Они врут – и врут их картинки. Сити днем. Сити ночью.

По ночам я лежу и слушаю хохот, и музыку, и крики боли и наслаждения, и визг шин по асфальту, и вой, и скрежет. Это город поет мне свою страшную колыбельную. Настоящие колыбельные всегда страшные. Спи, усни, а не то придут из чащи дикие звери. Спи, не плачь, а не то твоя мать отдаст тебя ведьме… У всех народов песни на ночь – самые грозные песни, не заснешь – погибнешь. Что уж говорить о народе Сити; здесь все умеют доводить до предела, выкручивать громкость на максимум.

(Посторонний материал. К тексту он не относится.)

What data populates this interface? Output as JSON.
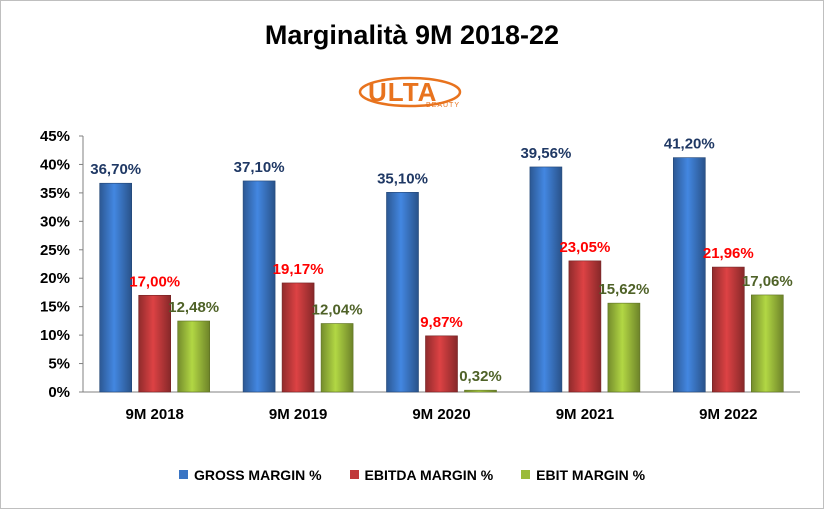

Но я чужой, я не прошел ни одной Проверки, и страшная песня Сити не усыпляет меня. И нет больше Саши, которая своим шепотом умеет заглушать эту песню.

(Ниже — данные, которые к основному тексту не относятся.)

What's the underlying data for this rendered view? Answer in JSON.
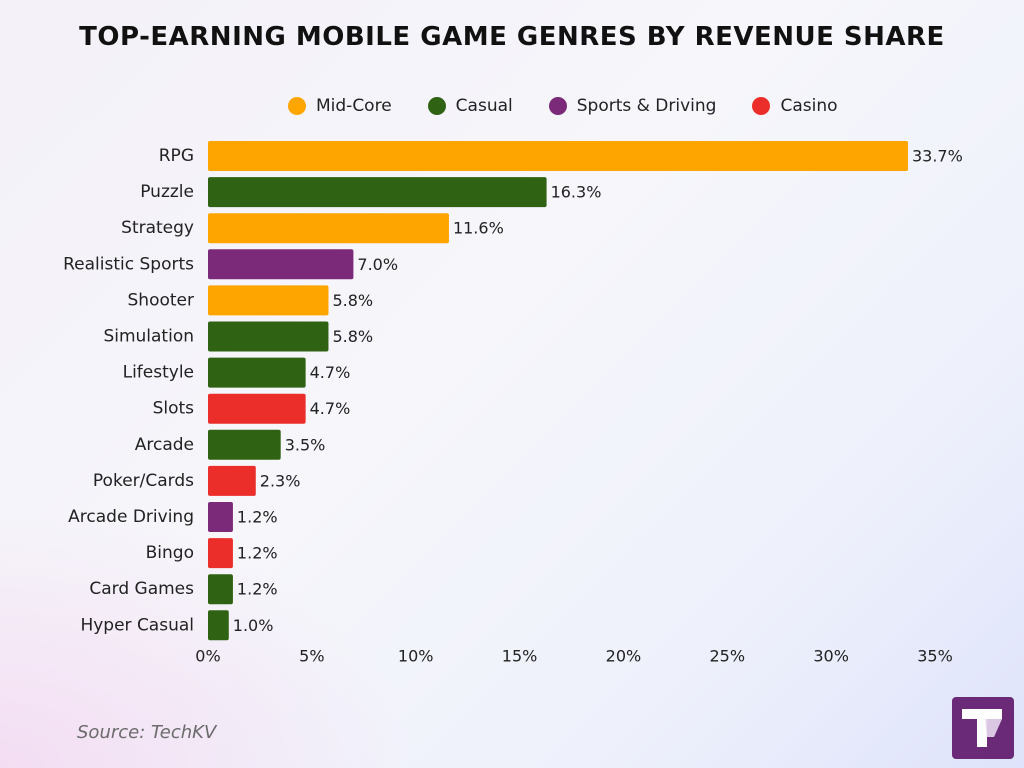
{
  "chart_data": {
    "type": "bar",
    "orientation": "horizontal",
    "title": "TOP-EARNING MOBILE GAME GENRES BY REVENUE SHARE",
    "xlabel": "",
    "ylabel": "",
    "xlim": [
      0,
      35
    ],
    "x_ticks": [
      "0%",
      "5%",
      "10%",
      "15%",
      "20%",
      "25%",
      "30%",
      "35%"
    ],
    "grid": false,
    "legend_position": "top",
    "legend": [
      {
        "name": "Mid-Core",
        "color": "#FFA500"
      },
      {
        "name": "Casual",
        "color": "#2F6212"
      },
      {
        "name": "Sports & Driving",
        "color": "#7A2A78"
      },
      {
        "name": "Casino",
        "color": "#EC2E2A"
      }
    ],
    "bars": [
      {
        "category": "RPG",
        "value": 33.7,
        "label": "33.7%",
        "group": "Mid-Core"
      },
      {
        "category": "Puzzle",
        "value": 16.3,
        "label": "16.3%",
        "group": "Casual"
      },
      {
        "category": "Strategy",
        "value": 11.6,
        "label": "11.6%",
        "group": "Mid-Core"
      },
      {
        "category": "Realistic Sports",
        "value": 7.0,
        "label": "7.0%",
        "group": "Sports & Driving"
      },
      {
        "category": "Shooter",
        "value": 5.8,
        "label": "5.8%",
        "group": "Mid-Core"
      },
      {
        "category": "Simulation",
        "value": 5.8,
        "label": "5.8%",
        "group": "Casual"
      },
      {
        "category": "Lifestyle",
        "value": 4.7,
        "label": "4.7%",
        "group": "Casual"
      },
      {
        "category": "Slots",
        "value": 4.7,
        "label": "4.7%",
        "group": "Casino"
      },
      {
        "category": "Arcade",
        "value": 3.5,
        "label": "3.5%",
        "group": "Casual"
      },
      {
        "category": "Poker/Cards",
        "value": 2.3,
        "label": "2.3%",
        "group": "Casino"
      },
      {
        "category": "Arcade Driving",
        "value": 1.2,
        "label": "1.2%",
        "group": "Sports & Driving"
      },
      {
        "category": "Bingo",
        "value": 1.2,
        "label": "1.2%",
        "group": "Casino"
      },
      {
        "category": "Card Games",
        "value": 1.2,
        "label": "1.2%",
        "group": "Casual"
      },
      {
        "category": "Hyper Casual",
        "value": 1.0,
        "label": "1.0%",
        "group": "Casual"
      }
    ]
  },
  "source": "Source: TechKV",
  "logo": {
    "icon": "techkv-logo-icon",
    "color": "#6A2A78"
  }
}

Я лежу и считаю дни – сколько их остается до конца моей жизни в Сити. До конца моей «творческой программы». До конца аренды этой сраной квартиры. До дня обратного вылета.

Я уже купил сувениры. Подумал: лучше сделать это заранее, пока на Сити-кредитке остались хоть какие-то деньги. Матери подарю альбом «Искусство народа Сити». Брату – вискарь. А Шлуинскому подарю кеды. Настоящие Сити-кеды, неприметные, цвета сигаретного пепла, но стильные, – не ту шнягу, которую он там таскает, уверенный, что это крутая обувь из Сити.

Вспоминаю, как он сидел тогда на террасе кафе, закинув ногу на пустой стул. В тот день, когда мы забрали из консульства паспорта. Шлуинский всегда старался задирать ноги повыше, при каждом удобном случае, у него просто рефлекс: логотип Сити располагается на подошвах. Там, где обувь нужно снимать – например, у нас дома, – он небрежно скидывал кеды с ног в коридоре. Так небрежно, что они переворачивались подошвами вверх… Ярко-зеленые, цвета незрелого помидора, синтетические такие. Здесь похожие, в принципе, есть – но они считаются дурным тоном… Он сидел, закинув ногу на пустой стул, и носок ее мелко подергивался. Он сказал:

– Ты ведь знаешь, там обязательно будет Проверка.

Неприятно сказал, недобро, незаконченно как-то. Словно в последний момент проглотил конец фразы: «…и ты облажаешься».

Он завидовал. Считал, что на моем месте должен быть он. Год за годом мы заполняли анкеты на визы, и стояли в километровых змеящихся очередях у посольства, отвечали на унизительные вопросы («Вы планируете заниматься проституцией в Сити? Вы планируете просить подаяние в Сити?»), и надеялись выиграть Сити-купон, и пытались придумать Проект, получить Сити-грант, поучаствовать в какой-нибудь культурной программе. Год за годом мы заказывали столик заранее, в дорогущем кафе напротив посольства, чтобы напиться после очередного провала. Очередного отказа.

И вот мне дали визу, да еще с пометочкой «плюс один», а ему нет. Я пил умеренно и без того себя чувствовал пьяным. Я не хотел, чтобы избыточный алкоголь разрушил мою гармонию – всю эту химию, эндорфины, летучие вещества, сложившуюся внутри меня формулу счастья. Он нажирался тяжело и остервенело и не смотрел мне в лицо.